De todas as viagens que fazemos na vida, as incursões nas memórias de infância serão das mais mágicas, o regresso a um passado que pode não ser muito factual ou fiável mas é dotado do encanto da meninice, desses óculos multicoloridos que trazem um significado especial às coisas mais simples. Em “Era Uma Vez Eu”, (Booksmile, 2015), José Fanha convida os mais pequenos a juntarem-se a ele numa viagem no tempo à sua infância, através de pequenas histórias que conta com pinceladas e polaroides nostálgicas, divertidas e ternurentas.
Bem acompanhados pelas ilustrações evocativas de Rui Ricardo, os episódios da meninice do autor são contados com a ordem da memória, ou seja, de forma não linear, espontânea como o acto de recordar, com os pormenores e a lógica que cada idade implica. Tudo começa com uma recordação deliciosa, a de estar debaixo da mesa, de se ser pequenito e estar nessa gruta maravilhosa, simultaneamente aberta ao mundo e protectora. Conseguimos imaginar-nos numa situação semelhante, lembrar-nos daquela idade muito tenra em que começamos a processar o mundo a partir de um refúgio seguro. Antes de sermos absorvidos e centrifugados no tambor violento e incrível da realidade, estamos num limbo, na ombreira, a espreitar e a molhar os dedos dos pés, e sermos transportados para esses momentos quase oníricos é sempre um prazer.
Uma das melhores qualidades deste livro será a forma como apraz e desperta dois públicos: as crianças e os pais. Ao passo que os mais pequenos são expostos ao elogio da literatura como veículo privilegiado para a descoberta – sentirão certamente uma grande afinidade com a mundividência do pequeno Fanha -, os adultos têm aqui um lembrete do deslumbramento e do mistério que nos rodeava em crianças, dos crescidos difíceis de compreender, dos jardins antigos repletos de perigos míticos, dos sentimentos confusos perante aqueles momentos que agora podem não nos aquecer nem arrefecer mas que, no turbilhão da infância, eram fins de mundo e big bangs, situações de vida ou de morte.
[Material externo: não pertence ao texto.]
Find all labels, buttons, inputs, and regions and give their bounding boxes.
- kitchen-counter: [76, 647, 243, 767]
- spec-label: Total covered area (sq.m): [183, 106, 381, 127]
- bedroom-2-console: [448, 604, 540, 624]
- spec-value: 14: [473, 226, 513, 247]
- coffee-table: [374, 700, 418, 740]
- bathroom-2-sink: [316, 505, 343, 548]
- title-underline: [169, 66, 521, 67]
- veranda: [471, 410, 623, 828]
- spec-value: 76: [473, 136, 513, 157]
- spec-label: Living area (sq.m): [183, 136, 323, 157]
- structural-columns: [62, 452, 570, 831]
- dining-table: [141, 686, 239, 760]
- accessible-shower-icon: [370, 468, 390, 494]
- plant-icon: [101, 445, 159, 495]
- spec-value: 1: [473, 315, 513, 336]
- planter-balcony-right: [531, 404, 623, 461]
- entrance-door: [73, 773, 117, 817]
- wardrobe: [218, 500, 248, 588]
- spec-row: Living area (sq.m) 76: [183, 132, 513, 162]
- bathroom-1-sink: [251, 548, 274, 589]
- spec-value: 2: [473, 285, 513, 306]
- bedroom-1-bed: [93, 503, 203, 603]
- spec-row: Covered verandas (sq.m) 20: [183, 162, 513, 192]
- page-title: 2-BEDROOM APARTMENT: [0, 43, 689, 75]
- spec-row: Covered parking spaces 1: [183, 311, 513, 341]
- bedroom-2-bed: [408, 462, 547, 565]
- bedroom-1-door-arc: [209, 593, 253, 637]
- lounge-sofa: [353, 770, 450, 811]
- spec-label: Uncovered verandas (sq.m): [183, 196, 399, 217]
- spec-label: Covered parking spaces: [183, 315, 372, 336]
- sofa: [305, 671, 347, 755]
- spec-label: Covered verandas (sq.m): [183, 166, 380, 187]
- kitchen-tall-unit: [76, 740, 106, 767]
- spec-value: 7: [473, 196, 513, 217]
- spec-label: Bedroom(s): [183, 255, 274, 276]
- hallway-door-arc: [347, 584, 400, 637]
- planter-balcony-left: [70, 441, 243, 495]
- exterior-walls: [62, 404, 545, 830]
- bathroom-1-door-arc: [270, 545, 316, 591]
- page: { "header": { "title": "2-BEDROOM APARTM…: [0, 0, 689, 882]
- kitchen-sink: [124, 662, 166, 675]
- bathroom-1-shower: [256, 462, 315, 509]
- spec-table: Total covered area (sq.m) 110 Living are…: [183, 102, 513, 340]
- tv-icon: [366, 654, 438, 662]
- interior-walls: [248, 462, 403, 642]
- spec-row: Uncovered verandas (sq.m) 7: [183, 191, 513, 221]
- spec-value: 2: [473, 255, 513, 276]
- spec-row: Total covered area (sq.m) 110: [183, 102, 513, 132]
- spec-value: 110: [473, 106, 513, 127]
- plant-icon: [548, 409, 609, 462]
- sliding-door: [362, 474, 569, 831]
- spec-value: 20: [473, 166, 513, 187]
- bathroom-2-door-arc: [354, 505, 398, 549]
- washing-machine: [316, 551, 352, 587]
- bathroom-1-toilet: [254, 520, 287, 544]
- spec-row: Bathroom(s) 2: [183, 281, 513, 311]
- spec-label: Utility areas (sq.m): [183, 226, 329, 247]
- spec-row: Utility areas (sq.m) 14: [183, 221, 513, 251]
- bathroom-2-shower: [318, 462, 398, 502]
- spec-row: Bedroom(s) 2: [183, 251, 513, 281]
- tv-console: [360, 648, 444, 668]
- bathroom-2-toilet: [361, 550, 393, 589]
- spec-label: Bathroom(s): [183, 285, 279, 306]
O autor sabe muito bem imprimir na página a visão infantil do mundo, em toda a sua falsa simplicidade, pois como pode ser simples a descoberta da vida e das coisas? Mesmo que os episódios sejam breves fotogramas de situações que todos vivemos de uma maneira ou de outra, não são por isso menos prenhes de significado. São, na realidade, a ponta do icebergue, o pequeno e modesto porto de onde se zarpa para a grande viagem da vida.
Temos aqui um bom ponto de partida, uma porta que se entreabre para os pais e os filhos. É um convite aos adultos para embarcarem na tal viagem no tempo e partilharem as suas próprias experiências e vivências com os petizes, para explorarem esse incontornável ponto em comum que têm com eles: a infância. Pode já ter passado mas acompanha-nos, e revivê-la com quem está a vivê-la é enriquecedor. Como José Fanha muito bem sabe.